La société ne sera plus tenue de maintenir les avantages du présent accord à compter de l’entrée en vigueur du nouvel accord et à défaut au terme d’un délai de survie d’un an suivant l’expiration du délai de préavis.
5.4 Clause de suivi
Afin d’assurer le suivi du présent accord, une information sur les éventuelles difficultés d’application ou d’interprétation rencontrées dans sa mise en œuvre sera réalisée par la Direction auprès des organisations syndicales signataires représentatives, après un an, puis deux ans d’application. A ces occasions, une réunion pourra être organisée à la demande d’une partie si elle estime nécessaire de faire évoluer certaines des dispositions du présent accord.

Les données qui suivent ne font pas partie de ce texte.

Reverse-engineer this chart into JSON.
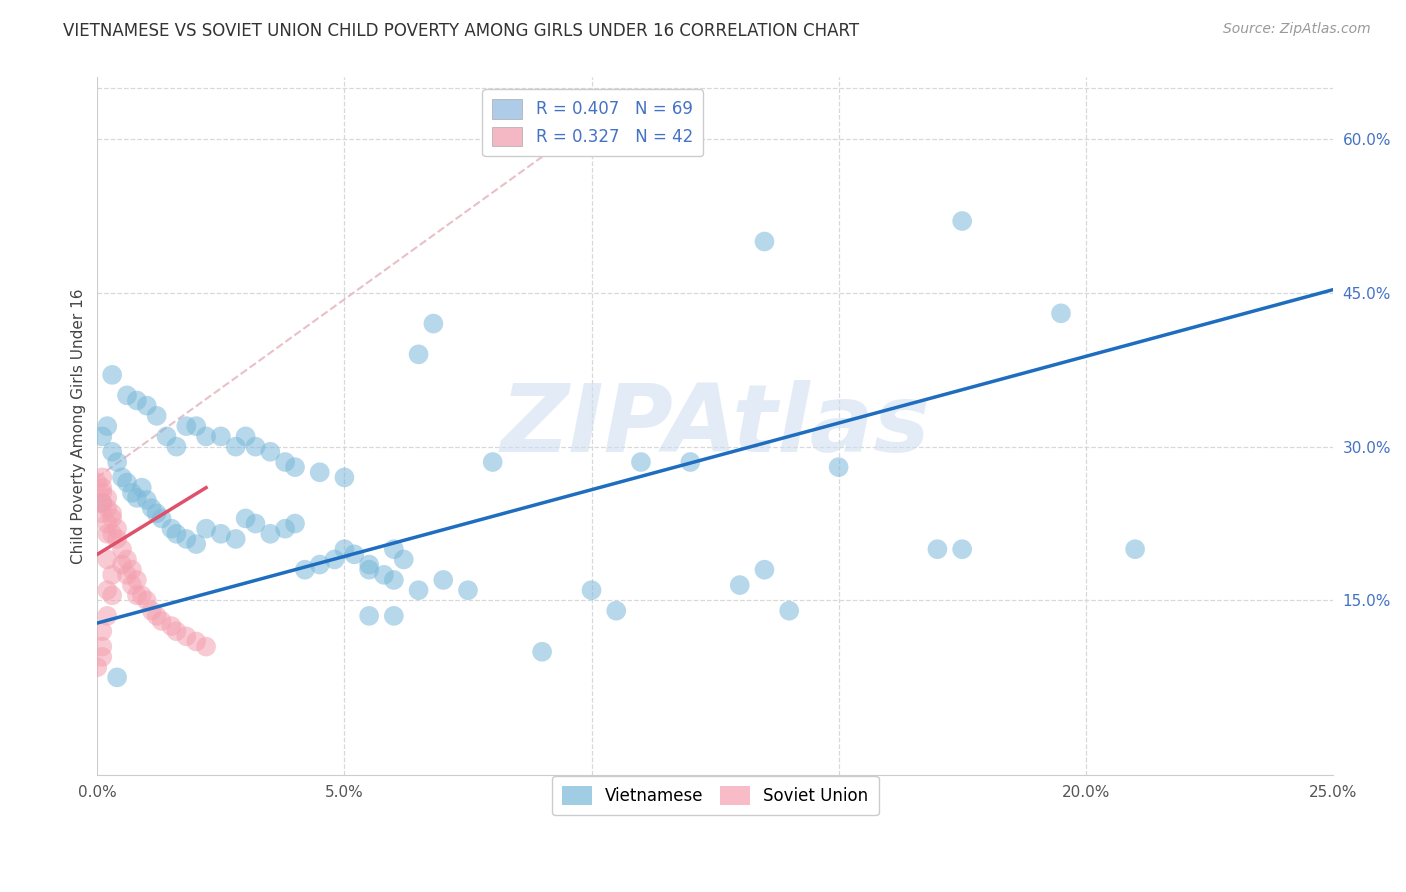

Les Parties s'engagent en particulier à ouvrir une nouvelle négociation si des changements significatifs dans la législation ou la réglementation devaient avoir une incidence sur le contenu du présent accord.
Dépôts et publicité de l’accord
Une copie du présent accord sera communiquée aux représentants du personnel.
La Direction procèdera au dépôt de l’accord conformément à l’article D. 2231-2 du Code du travail : l’accord sera donc déposé sur la plateforme nationale "TéléAccords" à l’adresse suivante : www.teleaccords.travail-emploi.gouv.fr ainsi qu’auprès du Greffe du Conseil de Prud’hommes de Colmar en un exemplaire original.
Fait en six exemplaires originaux dont un pour chacune des parties, et un pour le Conseil de Prud’hommes.